Houses that are built today will still be there in 2050, and it looks as if there is little hope for the dominance of gas boilers in UK homes to decrease significantly.

The Government published its strategy relating to the future decarbonising of heat in March 2013. It aims to support the installation of heat pumps in off-gas grid rural areas and of heat networks (mostly CHP based) in urban areas. With progressing decarbonisation of the grid the value of the CO2 savings that CHP based networks can provide will diminish.

Should we consider CHP as a transition step towards renewable based heat networks or green electricity as a passport for wider adoption of heat pumps in the future?

Somehow difficult to believe in view of the current market data and the experience of the gross misconception in the support provided to renewable energy based products so far. The strategy to decarbonise of heat and the targets of the fifth Carbon Budget will remain subjects of speculative discussion if no credible plan for their achievement will be in place. And for the moment no such long term action plan is in view.

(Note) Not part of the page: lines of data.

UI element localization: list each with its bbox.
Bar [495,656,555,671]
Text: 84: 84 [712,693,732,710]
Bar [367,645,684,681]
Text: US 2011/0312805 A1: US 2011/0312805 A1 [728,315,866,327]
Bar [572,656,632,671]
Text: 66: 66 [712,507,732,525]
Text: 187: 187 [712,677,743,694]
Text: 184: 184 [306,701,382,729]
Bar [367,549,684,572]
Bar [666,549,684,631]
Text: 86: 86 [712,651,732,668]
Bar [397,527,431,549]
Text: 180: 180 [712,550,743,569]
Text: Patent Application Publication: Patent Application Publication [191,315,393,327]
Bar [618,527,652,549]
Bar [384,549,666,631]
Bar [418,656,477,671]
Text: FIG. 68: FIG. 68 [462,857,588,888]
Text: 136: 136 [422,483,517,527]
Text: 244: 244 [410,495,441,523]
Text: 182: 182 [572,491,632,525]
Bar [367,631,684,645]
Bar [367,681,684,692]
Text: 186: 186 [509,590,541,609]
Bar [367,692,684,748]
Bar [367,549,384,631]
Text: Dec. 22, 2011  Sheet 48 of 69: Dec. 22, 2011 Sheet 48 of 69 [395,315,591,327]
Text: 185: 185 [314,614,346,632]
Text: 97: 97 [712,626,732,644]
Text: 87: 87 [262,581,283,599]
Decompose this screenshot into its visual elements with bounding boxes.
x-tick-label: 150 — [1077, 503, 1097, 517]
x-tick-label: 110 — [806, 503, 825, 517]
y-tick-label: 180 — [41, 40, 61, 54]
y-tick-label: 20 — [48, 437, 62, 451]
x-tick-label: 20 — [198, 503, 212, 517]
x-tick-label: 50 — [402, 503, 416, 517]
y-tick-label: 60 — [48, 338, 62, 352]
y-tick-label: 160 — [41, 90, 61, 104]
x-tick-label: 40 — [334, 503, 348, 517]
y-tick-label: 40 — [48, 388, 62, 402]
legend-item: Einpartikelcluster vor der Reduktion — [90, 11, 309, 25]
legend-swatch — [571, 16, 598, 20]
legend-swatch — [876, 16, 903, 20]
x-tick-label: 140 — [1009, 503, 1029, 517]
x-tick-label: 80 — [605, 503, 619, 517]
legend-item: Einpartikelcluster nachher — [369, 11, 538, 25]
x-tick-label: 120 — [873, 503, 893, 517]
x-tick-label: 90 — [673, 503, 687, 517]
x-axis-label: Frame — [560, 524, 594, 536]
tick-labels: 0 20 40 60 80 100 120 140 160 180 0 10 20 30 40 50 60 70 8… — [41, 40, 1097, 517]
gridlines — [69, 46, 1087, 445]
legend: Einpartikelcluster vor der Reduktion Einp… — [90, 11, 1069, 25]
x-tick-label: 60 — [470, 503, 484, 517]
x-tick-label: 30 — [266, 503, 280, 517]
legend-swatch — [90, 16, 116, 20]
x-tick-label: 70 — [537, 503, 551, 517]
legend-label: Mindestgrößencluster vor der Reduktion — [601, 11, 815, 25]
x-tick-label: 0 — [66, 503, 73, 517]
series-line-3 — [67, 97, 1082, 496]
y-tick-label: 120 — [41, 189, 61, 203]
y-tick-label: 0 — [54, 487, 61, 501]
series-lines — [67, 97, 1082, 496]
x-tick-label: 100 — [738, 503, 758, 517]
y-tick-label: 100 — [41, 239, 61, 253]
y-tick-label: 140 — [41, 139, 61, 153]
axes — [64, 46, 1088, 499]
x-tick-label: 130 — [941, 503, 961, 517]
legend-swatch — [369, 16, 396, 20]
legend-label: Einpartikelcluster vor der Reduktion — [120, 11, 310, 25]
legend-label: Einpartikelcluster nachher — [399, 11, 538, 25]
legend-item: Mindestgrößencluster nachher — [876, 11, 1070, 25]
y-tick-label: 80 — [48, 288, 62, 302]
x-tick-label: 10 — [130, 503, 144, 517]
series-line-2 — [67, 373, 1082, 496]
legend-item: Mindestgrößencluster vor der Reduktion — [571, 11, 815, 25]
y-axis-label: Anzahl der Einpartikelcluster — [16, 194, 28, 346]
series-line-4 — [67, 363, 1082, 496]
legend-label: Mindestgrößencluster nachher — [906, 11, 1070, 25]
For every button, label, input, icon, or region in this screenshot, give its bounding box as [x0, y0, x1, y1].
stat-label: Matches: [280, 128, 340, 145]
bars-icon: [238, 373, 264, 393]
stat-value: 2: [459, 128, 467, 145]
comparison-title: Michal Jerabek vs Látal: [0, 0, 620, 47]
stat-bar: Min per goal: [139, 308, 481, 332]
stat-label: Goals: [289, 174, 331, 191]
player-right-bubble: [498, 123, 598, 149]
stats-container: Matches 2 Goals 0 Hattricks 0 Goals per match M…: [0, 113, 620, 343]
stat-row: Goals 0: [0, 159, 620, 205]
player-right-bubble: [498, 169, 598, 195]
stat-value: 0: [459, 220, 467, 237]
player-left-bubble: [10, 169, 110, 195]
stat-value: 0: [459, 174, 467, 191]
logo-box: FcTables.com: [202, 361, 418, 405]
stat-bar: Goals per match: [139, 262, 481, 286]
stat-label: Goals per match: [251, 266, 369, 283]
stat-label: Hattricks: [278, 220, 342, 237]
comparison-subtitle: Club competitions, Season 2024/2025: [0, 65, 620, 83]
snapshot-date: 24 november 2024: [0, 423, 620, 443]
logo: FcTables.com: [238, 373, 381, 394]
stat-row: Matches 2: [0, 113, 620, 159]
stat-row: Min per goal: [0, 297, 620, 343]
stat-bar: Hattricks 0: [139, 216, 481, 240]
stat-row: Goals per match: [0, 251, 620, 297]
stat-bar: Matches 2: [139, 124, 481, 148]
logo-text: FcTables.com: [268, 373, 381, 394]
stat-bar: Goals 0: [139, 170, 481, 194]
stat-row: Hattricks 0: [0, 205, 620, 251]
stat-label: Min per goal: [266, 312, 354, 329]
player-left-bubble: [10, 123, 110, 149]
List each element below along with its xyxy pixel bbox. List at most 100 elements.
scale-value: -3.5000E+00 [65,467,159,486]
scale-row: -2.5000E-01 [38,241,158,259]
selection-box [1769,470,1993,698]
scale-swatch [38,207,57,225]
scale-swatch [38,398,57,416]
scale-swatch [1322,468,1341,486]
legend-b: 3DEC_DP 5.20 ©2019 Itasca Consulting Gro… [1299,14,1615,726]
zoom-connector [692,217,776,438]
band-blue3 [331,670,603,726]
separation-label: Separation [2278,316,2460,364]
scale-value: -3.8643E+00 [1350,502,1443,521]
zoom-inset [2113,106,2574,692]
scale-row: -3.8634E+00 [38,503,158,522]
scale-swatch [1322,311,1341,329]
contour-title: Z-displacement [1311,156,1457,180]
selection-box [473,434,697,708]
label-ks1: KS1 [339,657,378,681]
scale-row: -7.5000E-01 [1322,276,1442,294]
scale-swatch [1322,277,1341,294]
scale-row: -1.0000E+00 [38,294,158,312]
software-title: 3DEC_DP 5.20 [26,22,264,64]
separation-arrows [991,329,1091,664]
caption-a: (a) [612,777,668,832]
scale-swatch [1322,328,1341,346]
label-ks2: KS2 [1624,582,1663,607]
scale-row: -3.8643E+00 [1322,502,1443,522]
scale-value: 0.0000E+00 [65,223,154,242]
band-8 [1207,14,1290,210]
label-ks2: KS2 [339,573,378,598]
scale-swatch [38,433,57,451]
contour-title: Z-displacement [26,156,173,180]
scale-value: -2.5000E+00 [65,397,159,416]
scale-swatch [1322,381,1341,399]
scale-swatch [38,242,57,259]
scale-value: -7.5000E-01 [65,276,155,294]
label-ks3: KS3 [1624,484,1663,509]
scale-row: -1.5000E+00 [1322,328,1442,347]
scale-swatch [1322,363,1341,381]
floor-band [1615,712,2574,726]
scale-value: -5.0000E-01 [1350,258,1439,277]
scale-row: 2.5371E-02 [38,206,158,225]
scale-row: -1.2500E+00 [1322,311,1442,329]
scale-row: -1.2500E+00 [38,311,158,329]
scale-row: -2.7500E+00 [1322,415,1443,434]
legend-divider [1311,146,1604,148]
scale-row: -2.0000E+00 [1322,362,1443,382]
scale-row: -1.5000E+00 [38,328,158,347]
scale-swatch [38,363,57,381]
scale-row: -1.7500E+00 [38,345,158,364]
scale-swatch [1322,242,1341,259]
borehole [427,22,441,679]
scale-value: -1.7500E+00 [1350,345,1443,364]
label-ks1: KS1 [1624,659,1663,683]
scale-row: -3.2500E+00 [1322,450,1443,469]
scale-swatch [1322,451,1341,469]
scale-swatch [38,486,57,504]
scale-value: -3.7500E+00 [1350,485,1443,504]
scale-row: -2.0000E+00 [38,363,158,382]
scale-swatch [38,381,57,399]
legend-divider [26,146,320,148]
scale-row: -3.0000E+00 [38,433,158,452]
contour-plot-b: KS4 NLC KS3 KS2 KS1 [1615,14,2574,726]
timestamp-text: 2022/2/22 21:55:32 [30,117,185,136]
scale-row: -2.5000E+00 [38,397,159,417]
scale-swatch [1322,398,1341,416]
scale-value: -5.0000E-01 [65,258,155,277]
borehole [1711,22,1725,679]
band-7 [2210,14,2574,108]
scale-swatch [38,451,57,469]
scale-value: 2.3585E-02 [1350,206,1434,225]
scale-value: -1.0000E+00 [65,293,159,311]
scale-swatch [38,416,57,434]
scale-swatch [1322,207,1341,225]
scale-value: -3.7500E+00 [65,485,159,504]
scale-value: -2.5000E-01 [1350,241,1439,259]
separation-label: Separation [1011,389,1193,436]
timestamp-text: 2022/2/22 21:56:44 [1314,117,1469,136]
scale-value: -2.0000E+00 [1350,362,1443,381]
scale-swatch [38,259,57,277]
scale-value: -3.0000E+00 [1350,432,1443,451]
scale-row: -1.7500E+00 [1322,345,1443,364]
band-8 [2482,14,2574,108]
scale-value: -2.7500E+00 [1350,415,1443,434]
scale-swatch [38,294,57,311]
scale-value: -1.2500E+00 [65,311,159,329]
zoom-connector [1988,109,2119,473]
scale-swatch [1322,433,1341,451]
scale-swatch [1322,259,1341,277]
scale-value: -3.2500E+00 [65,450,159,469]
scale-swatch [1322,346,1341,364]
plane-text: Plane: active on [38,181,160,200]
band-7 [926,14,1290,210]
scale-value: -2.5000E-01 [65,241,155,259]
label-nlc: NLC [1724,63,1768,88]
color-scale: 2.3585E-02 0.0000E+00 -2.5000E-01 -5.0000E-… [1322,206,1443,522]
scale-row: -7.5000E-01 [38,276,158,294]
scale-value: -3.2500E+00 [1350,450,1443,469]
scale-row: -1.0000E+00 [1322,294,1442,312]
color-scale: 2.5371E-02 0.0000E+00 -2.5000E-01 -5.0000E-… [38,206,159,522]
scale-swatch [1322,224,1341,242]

Fracking is on the agenda, and while green electricity comes at a cost, gas prices are predicted to remain relatively stable — resulting in an advantageous business case for gas-based solutions and subsequently causing resistance of the market to go ‘green’. The strategy of talking a lot and doing little will not be enough to overcome it.

A more bold but thought-through and consequent approach will be needed to provide confidence to suppliers and end users and change the direction of the sales curves for renewables.

We have gone through enough lessons to learn how to make it happen.

Krystyna Dawson is senior manager for heating and renewables with BSRIA Worldwide Market Intelligence.